Na trasę linii 36 w Warszawie wyjechał w poniedziałek - najdłuższy w Polsce - tramwaj niskopodłogowy. Pojazd, którym mieszkańcy od wtorku będą mogli jeździć w godzinach szczytu na trasie Wyścigi-Marymont, zabiera ponad 220 osób.
Ma ponad 32 metry, składa się aż z 5 segmentów połączonych przegubowo. Nowoczesny tramwaj porusza się po torach bardzo cicho. W środku niemal nie słychać silników - takie są pierwsze wrażenia po przejażdżce nowym tramwajem.
- Jeszcze nie widziałem takich pojazdów w Europie. To jest od początku do końca polski projekt - mówi rzecznik Tramwajów Warszawskich Wojciech Szydłowski.

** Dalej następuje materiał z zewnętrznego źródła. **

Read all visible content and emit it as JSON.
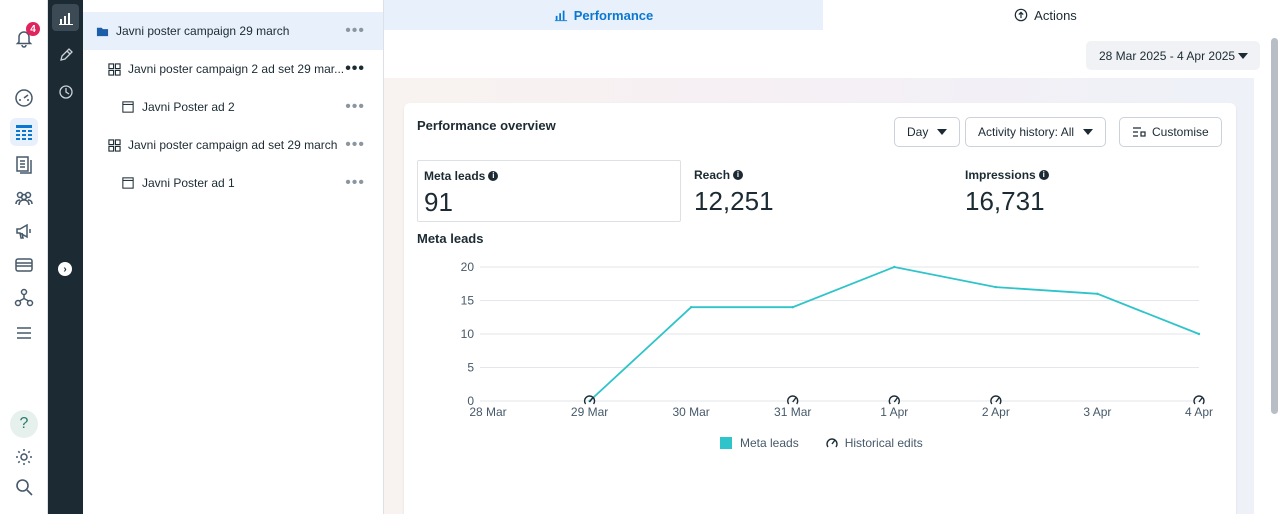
{
  "notifications": {
    "count": "4"
  },
  "tree": {
    "items": [
      {
        "label": "Javni poster campaign 29 march",
        "type": "campaign",
        "selected": true
      },
      {
        "label": "Javni poster campaign 2 ad set 29 mar...",
        "type": "adset"
      },
      {
        "label": "Javni Poster ad 2",
        "type": "ad"
      },
      {
        "label": "Javni poster campaign ad set 29 march",
        "type": "adset"
      },
      {
        "label": "Javni Poster ad 1",
        "type": "ad"
      }
    ]
  },
  "tabs": [
    {
      "label": "Performance",
      "icon": "bar-chart-icon"
    },
    {
      "label": "Actions",
      "icon": "arrow-up-circle-icon"
    }
  ],
  "date_range": "28 Mar 2025 - 4 Apr 2025",
  "card": {
    "title": "Performance overview",
    "day_label": "Day",
    "activity_label": "Activity history: All",
    "customise_label": "Customise"
  },
  "metrics": [
    {
      "label": "Meta leads",
      "value": "91"
    },
    {
      "label": "Reach",
      "value": "12,251"
    },
    {
      "label": "Impressions",
      "value": "16,731"
    }
  ],
  "chart_data": {
    "type": "line",
    "title": "Meta leads",
    "x": [
      "28 Mar",
      "29 Mar",
      "30 Mar",
      "31 Mar",
      "1 Apr",
      "2 Apr",
      "3 Apr",
      "4 Apr"
    ],
    "series": [
      {
        "name": "Meta leads",
        "values": [
          null,
          0,
          14,
          14,
          20,
          17,
          16,
          10
        ],
        "color": "#2ec4c9"
      }
    ],
    "historical_edits_at": [
      "29 Mar",
      "31 Mar",
      "1 Apr",
      "2 Apr",
      "4 Apr"
    ],
    "yticks": [
      0,
      5,
      10,
      15,
      20
    ],
    "ylim": [
      0,
      20
    ],
    "grid": true,
    "legend": [
      {
        "label": "Meta leads"
      },
      {
        "label": "Historical edits"
      }
    ],
    "legend_position": "bottom"
  }
}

Dla pasażerów ważne jest, że na całej długości w pojeździe nie ma barier utrudniających wsiadanie i wysiadanie. Dla wygody pasażerów producent wyposażył tramwaj w klimatyzację.
Nowe tramwaje pochodzą z bydgoskiej fabryki PESA. Do końca października na specjalnych lawetach przyjadą kolejne. W sumie na warszawskie torowiska wyjedzie ich 15. Obecnie trwają szkolenia motorniczych, którzy będą obsługiwać nowoczesny tabor.

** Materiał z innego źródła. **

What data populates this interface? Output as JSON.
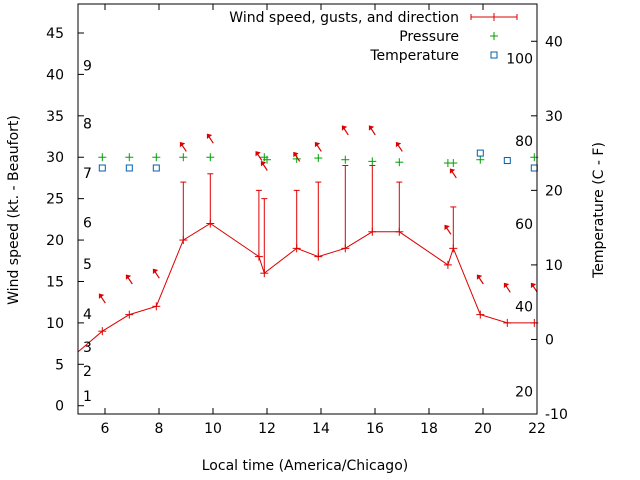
{
  "chart_data": {
    "type": "line",
    "xlabel": "Local time (America/Chicago)",
    "ylabel": "Wind speed (kt. - Beaufort)",
    "y2label": "Temperature (C - F)",
    "xlim": [
      5,
      22
    ],
    "ylim": [
      -1,
      48.5
    ],
    "y2lim": [
      -10,
      45
    ],
    "x_ticks": [
      6,
      8,
      10,
      12,
      14,
      16,
      18,
      20,
      22
    ],
    "y_ticks": [
      0,
      5,
      10,
      15,
      20,
      25,
      30,
      35,
      40,
      45
    ],
    "y2_ticks": [
      -10,
      0,
      10,
      20,
      30,
      40
    ],
    "beaufort_labels": [
      {
        "label": "1",
        "y": 1.2
      },
      {
        "label": "2",
        "y": 4.2
      },
      {
        "label": "3",
        "y": 7.1
      },
      {
        "label": "4",
        "y": 11.1
      },
      {
        "label": "5",
        "y": 17.1
      },
      {
        "label": "6",
        "y": 22.1
      },
      {
        "label": "7",
        "y": 28.1
      },
      {
        "label": "8",
        "y": 34.1
      },
      {
        "label": "9",
        "y": 41.1
      }
    ],
    "fahrenheit_labels": [
      {
        "label": "20",
        "y": -7
      },
      {
        "label": "40",
        "y": 4.4
      },
      {
        "label": "60",
        "y": 15.5
      },
      {
        "label": "80",
        "y": 26.6
      },
      {
        "label": "100",
        "y": 37.7
      }
    ],
    "legend": {
      "position": "top-right"
    },
    "series": [
      {
        "name": "Wind speed, gusts, and direction",
        "color": "#dd0000",
        "x": [
          5,
          5.9,
          6.9,
          7.9,
          8.9,
          9.9,
          11.7,
          11.9,
          13.1,
          13.9,
          14.9,
          15.9,
          16.9,
          18.7,
          18.9,
          19.9,
          20.9,
          21.9,
          22
        ],
        "y": [
          6.5,
          9,
          11,
          12,
          20,
          22,
          18,
          16,
          19,
          18,
          19,
          21,
          21,
          17,
          19,
          11,
          10,
          10,
          10
        ],
        "gusts": [
          null,
          null,
          null,
          null,
          27,
          28,
          26,
          25,
          26,
          27,
          29,
          29,
          27,
          null,
          24,
          null,
          null,
          null,
          null
        ],
        "direction_arrows": [
          {
            "x": 5.9,
            "y": 13
          },
          {
            "x": 6.9,
            "y": 15.3
          },
          {
            "x": 7.9,
            "y": 16
          },
          {
            "x": 8.9,
            "y": 31.3
          },
          {
            "x": 9.9,
            "y": 32.3
          },
          {
            "x": 11.7,
            "y": 30.2
          },
          {
            "x": 11.9,
            "y": 29
          },
          {
            "x": 13.1,
            "y": 30.1
          },
          {
            "x": 13.9,
            "y": 31.3
          },
          {
            "x": 14.9,
            "y": 33.3
          },
          {
            "x": 15.9,
            "y": 33.3
          },
          {
            "x": 16.9,
            "y": 31.3
          },
          {
            "x": 18.7,
            "y": 21.3
          },
          {
            "x": 18.9,
            "y": 28.1
          },
          {
            "x": 19.9,
            "y": 15.3
          },
          {
            "x": 20.9,
            "y": 14.3
          },
          {
            "x": 21.9,
            "y": 14.3
          }
        ]
      },
      {
        "name": "Pressure",
        "color": "#00a000",
        "x": [
          5.9,
          6.9,
          7.9,
          8.9,
          9.9,
          11.9,
          12.0,
          13.1,
          13.9,
          14.9,
          15.9,
          16.9,
          18.7,
          18.9,
          19.9,
          21.9
        ],
        "y": [
          30,
          30,
          30,
          30,
          30,
          30,
          29.7,
          29.8,
          29.9,
          29.7,
          29.5,
          29.4,
          29.3,
          29.3,
          29.7,
          30
        ]
      },
      {
        "name": "Temperature",
        "color": "#0060ad",
        "x": [
          5.9,
          6.9,
          7.9,
          19.9,
          20.9,
          21.9
        ],
        "y": [
          23,
          23,
          23,
          25,
          24,
          23
        ]
      }
    ]
  }
}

Nowy tramwaj kosztował 7,5 mln zl - poinformował rzecznik. - W najbliższym czasie rozpoczną się przetargi na następny tego typu tabor. Zakupy współfinansowane są z unijnych funduszy - dodał Szydłowski.
Pierwszy "tramwaj-jamnik" będzie kursował po nowym torowisku, którego przebudowa właśnie dobiega końca w Alejach Jerozolimskich. Pojazdy ze względu na swoją długość będą parkowały w zajezdni na Mokotowie, gdzie jest wystarczająco długa hala, by je pomieścić.